The Sky Weaver
The Sky Weaver
Eris’s eyes flashed. She stared down Safire for a long moment, as if deciding her next move, then looked to the pirates holding her captive. “Lock her up. Then leave us.”
The brutes secured Safire’s wrists in cold shackles attached to an iron ring in the ceiling. When the lock clicked, Safire found the chains weren’t long enough to drop her arms. She tugged, but her wrists could only come down as far as her temples.
Eris waved the men off, sending them out of the room. When the door shut and they were alone, Safire said, “You’re despicable.”
Erin walked over to a large tale where a map lay unrolled. Reaching for the pack of matches resting next to an unlit lamp, she said, “The feeling’s mutual, princess.”
The Sky Weaver is a companion novel to The Last Namsara and The Caged Queen, telling of events after those in The Caged Queen and featuring Safire, a supporting character in both earlier novels. Safire is cousin to King Dax and commandant of his army. In The Sky Weaver, she tries to catch Eris, a bold thief with a mysterious ability to get into and out of the most inaccessible places. Eris works for the pirate Jemsin who will grant Eris her freedom if she brings him the king’s sister, Asha.
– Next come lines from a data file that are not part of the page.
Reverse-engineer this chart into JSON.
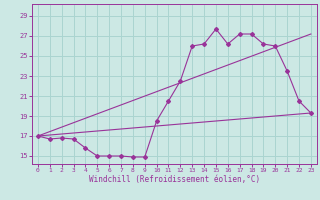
{
  "xlabel": "Windchill (Refroidissement éolien,°C)",
  "background_color": "#cce8e4",
  "grid_color": "#aad4d0",
  "line_color": "#993399",
  "x_ticks": [
    0,
    1,
    2,
    3,
    4,
    5,
    6,
    7,
    8,
    9,
    10,
    11,
    12,
    13,
    14,
    15,
    16,
    17,
    18,
    19,
    20,
    21,
    22,
    23
  ],
  "y_ticks": [
    15,
    17,
    19,
    21,
    23,
    25,
    27,
    29
  ],
  "ylim": [
    14.2,
    30.2
  ],
  "xlim": [
    -0.5,
    23.5
  ],
  "curve1_x": [
    0,
    1,
    2,
    3,
    4,
    5,
    6,
    7,
    8,
    9,
    10,
    11,
    12,
    13,
    14,
    15,
    16,
    17,
    18,
    19,
    20,
    21,
    22,
    23
  ],
  "curve1_y": [
    17.0,
    16.7,
    16.8,
    16.7,
    15.8,
    15.0,
    15.0,
    15.0,
    14.9,
    14.9,
    18.5,
    20.5,
    22.5,
    26.0,
    26.2,
    27.7,
    26.2,
    27.2,
    27.2,
    26.2,
    26.0,
    23.5,
    20.5,
    19.3
  ],
  "line2_x": [
    0,
    23
  ],
  "line2_y": [
    17.0,
    27.2
  ],
  "line3_x": [
    0,
    23
  ],
  "line3_y": [
    17.0,
    19.3
  ]
}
While chasing Eris, Safire is captured and imprisoned on Jemsin’s ship. In the course of a shipwreck and capture by a rival pirate, Eris saves Safire’s life more than once, but Safire is unable to trust her, and, when Dax shows up, Eris becomes their prisoner. They all journey to the Star Isles, where Dax hopes the empress Leandra will give aid to his drought-stricken people. Eris is a fugitive from Leandra’s army, accused of a horrible crime, and Safire has to choose between turning Eris over to Leandra to gain the empress’s favour, or believing in Eris’s innocence and helping her escape. Meanwhile Eris is still being pressured to use Safire to find Asha. Eris and Safire’s growing attraction to each other complicates the matter.
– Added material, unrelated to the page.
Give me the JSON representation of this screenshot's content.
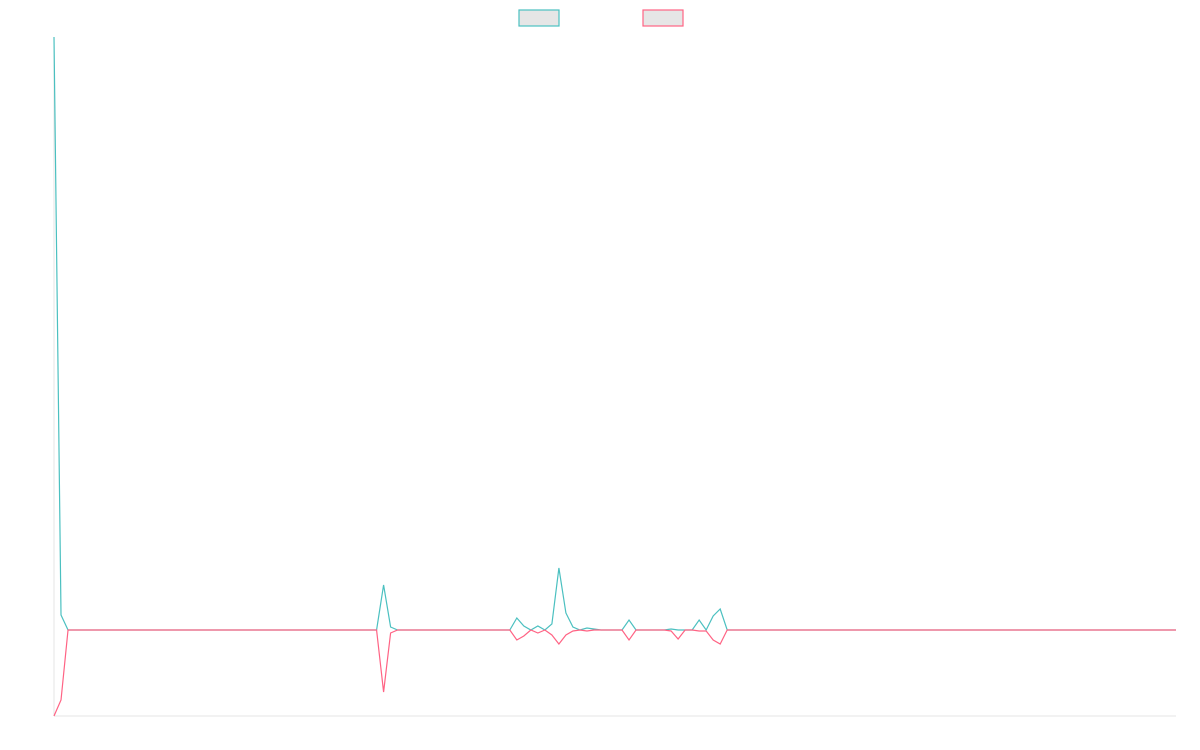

Interludes between Eris and Safire’s stories tell a tale of a shadow god who falls in love with a mortal woman. Ultimately, Eris learns that she is the daughter of their union and that Leandra is actually a sea goddess who tried to kill her mother and imprisoned her father. Safire saves Eris from Leandra, and Eris releases the Shadow God from his prison.
The mythology and politics of The Sky Weaver are background to the hate-to-love story between two fierce and broken women who learn to trust each other despite their circumstances. The tension and fascination between Safire and Eris progress believably to passion, and the conflict between their love for each other and their opposing agendas makes for a compelling plot.
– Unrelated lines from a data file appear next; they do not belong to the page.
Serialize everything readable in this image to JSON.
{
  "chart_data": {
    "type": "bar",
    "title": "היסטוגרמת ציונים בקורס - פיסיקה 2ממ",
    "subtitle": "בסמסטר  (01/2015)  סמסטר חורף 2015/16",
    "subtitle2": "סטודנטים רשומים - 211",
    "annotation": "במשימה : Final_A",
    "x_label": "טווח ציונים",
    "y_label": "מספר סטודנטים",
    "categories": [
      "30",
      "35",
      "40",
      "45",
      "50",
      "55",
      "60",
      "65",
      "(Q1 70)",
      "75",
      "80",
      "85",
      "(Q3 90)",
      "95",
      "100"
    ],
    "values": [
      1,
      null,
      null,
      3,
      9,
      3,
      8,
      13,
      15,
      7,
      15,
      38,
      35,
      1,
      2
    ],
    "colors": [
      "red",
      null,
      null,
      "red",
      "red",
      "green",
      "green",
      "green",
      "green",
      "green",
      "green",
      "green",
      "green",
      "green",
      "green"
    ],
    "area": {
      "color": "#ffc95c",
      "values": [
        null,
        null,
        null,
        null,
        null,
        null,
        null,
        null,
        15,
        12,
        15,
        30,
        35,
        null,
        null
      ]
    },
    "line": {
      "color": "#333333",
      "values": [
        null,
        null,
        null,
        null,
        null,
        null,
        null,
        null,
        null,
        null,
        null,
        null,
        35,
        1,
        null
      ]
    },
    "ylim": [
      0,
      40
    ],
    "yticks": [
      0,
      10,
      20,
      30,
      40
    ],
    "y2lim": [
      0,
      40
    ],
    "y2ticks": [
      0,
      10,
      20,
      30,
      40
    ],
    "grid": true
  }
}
Leandra is not a fully-developed antagonist; her motivations are dictated by plot requirements, and the connection between her jealousy as a goddess and her machinations as a political ruler is not convincingly fleshed out. Jemsin is more interesting and frightening, but he disappears from the plot halfway.
Eris is an enjoyable character who compels sympathy as the arrogant thief with a tortured past who finally learns her true identity. She is believably amoral when her goal is survival, and the reader roots for her to choose loyalty to Safire while completely understanding her need to betray her.
Safire is also tortured by her past, and her interactions with Eris prod her in all the wrong places, making her defensive and self-doubting, but her inner moral compass convinces her that Eris might be right. Her conflicting loyalties are well played-out and her final decision to stand up for Eris is satisfying.
The magic of Eris’s ability to move “across” from place to place is well-developed and fits nicely into the mythology. It becomes a convincing symbol of her character growth when she realizes she no longer needs the prop of her magic spindle to transfer between places.
Two well-drawn and sympathetic heroines, believable interpersonal conflicts and a compelling love story make The Sky Weaver the strongest installment yet in this series of connected novels. The Sky Weaver can stand alone, but readers of The Last Namsara and The Caged Queen will enjoy seeing their favourite characters show up again.
Kim Aippersbach is a writer, editor and mother of three in Vancouver, British Columbia.